We use these properties without mention in what follows.

Lemma: Let $g \in \mathscr{R}(\alpha)$ be bounded with $\alpha$ continuous at $c \in [a,b]$. Then

$\int_a^b g \, d \alpha = lim \int_a^{c-p_n} g \, d \alpha + lim \int_{c+q_n}^b g \, d \alpha $
as any two positive sequences $(p_n), (q_n)$ converge to $0$.

Proof: Hint: Use Theorem 6.6 (with appropriate adaptions when $c$ is an endpoint).

Note that the value that $g$ takes on at $c$ 'disappears' as a contributing factor in the integration process.

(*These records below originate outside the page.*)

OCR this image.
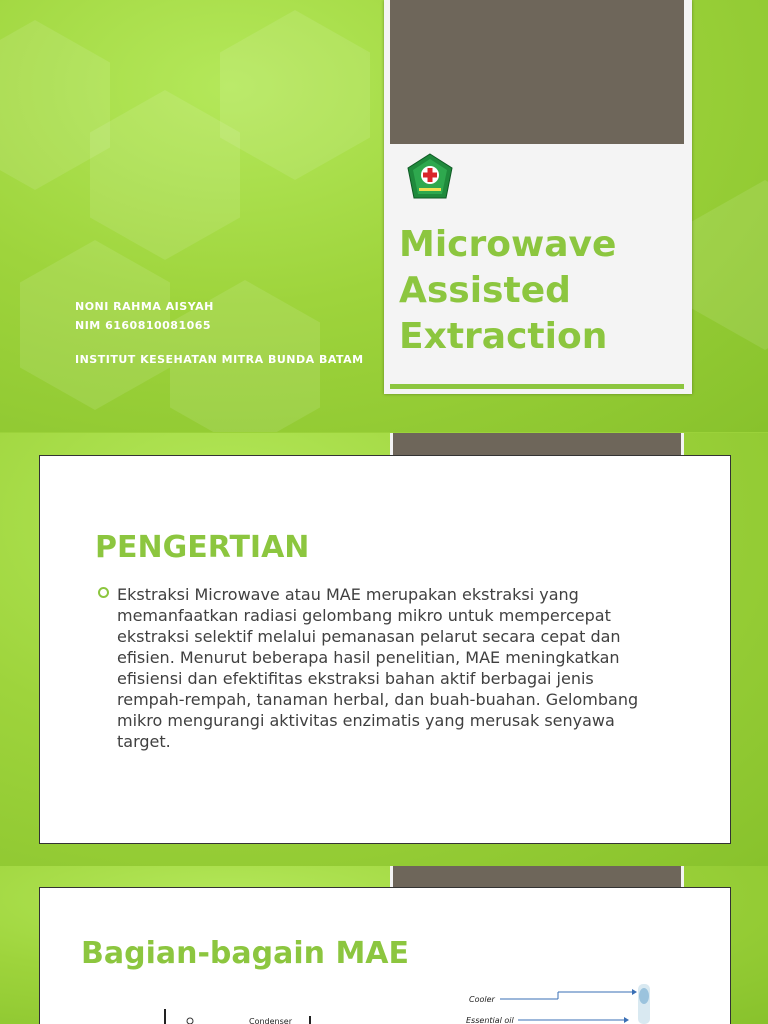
NONI RAHMA AISYAH
NIM 6160810081065
INSTITUT KESEHATAN MITRA BUNDA BATAM
Microwave
Assisted
Extraction
PENGERTIAN
Ekstraksi Microwave atau MAE merupakan ekstraksi yang memanfaatkan radiasi gelombang mikro untuk mempercepat ekstraksi selektif melalui pemanasan pelarut secara cepat dan efisien. Menurut beberapa hasil penelitian, MAE meningkatkan efisiensi dan efektifitas ekstraksi bahan aktif berbagai jenis rempah-rempah, tanaman herbal, dan buah-buahan. Gelombang mikro mengurangi aktivitas enzimatis yang merusak senyawa target.
Bagian-bagain MAE
Condenser
Cooler
Essential oil
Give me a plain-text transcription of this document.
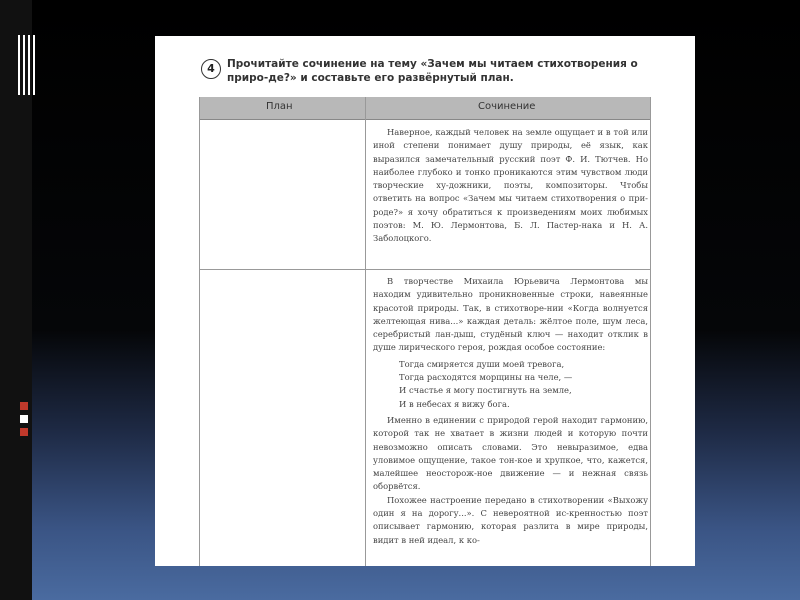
4	Прочитайте сочинение на тему «Зачем мы читаем стихотворения о приро-де?» и составьте его развёрнутый план.
План	Сочинение

Наверное, каждый человек на земле ощущает и в той или иной степени понимает душу природы, её язык, как выразился замечательный русский поэт Ф. И. Тютчев. Но наиболее глубоко и тонко проникаются этим чувством люди творческие ху-дожники, поэты, композиторы. Чтобы ответить на вопрос «Зачем мы читаем стихотворения о при-роде?» я хочу обратиться к произведениям моих любимых поэтов: М. Ю. Лермонтова, Б. Л. Пастер-нака и Н. А. Заболоцкого.

В творчестве Михаила Юрьевича Лермонтова мы находим удивительно проникновенные строки, навеянные красотой природы. Так, в стихотворе-нии «Когда волнуется желтеющая нива...» каждая деталь: жёлтое поле, шум леса, серебристый лан-дыш, студёный ключ — находит отклик в душе лирического героя, рождая особое состояние:

Тогда смиряется души моей тревога,

Тогда расходятся морщины на челе, —

И счастье я могу постигнуть на земле,

И в небесах я вижу бога.

Именно в единении с природой герой находит гармонию, которой так не хватает в жизни людей и которую почти невозможно описать словами. Это невыразимое, едва уловимое ощущение, такое тон-кое и хрупкое, что, кажется, малейшее неосторож-ное движение — и нежная связь оборвётся.

Похожее настроение передано в стихотворении «Выхожу один я на дорогу...». С невероятной ис-кренностью поэт описывает гармонию, которая разлита в мире природы, видит в ней идеал, к ко-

For any $n$ we are cutting out
$\int_{c-p_n}^{c+q_n} g \, d \alpha$
But if $g$ is bounded by $M$, then for the corresponding partition calculations, we have
$(M_n - m_n) \Delta \alpha_n \le 2M \Delta \alpha_n$
which goes to $0$ as $n$ goes to $+\infty$ since $\alpha$ is continuous at $c$.

Theorem 6.10 Proof:
Suppose $f$ is only discontinuous at $c$. Then the proof of the Lemma can be adapted (argue the suitable converse using Theorem 6.8) to show that $f \in \mathscr{R}(\alpha)$. When $f$ has more than $1$ discontinuity you can show the same by writing down the expanded notation/partition expression.

If the OP feels it necessary to break down the $\int$ expressions into $\sum$, $\varepsilon$, $\delta$, etc. they have a conceptual road map to fill in those details.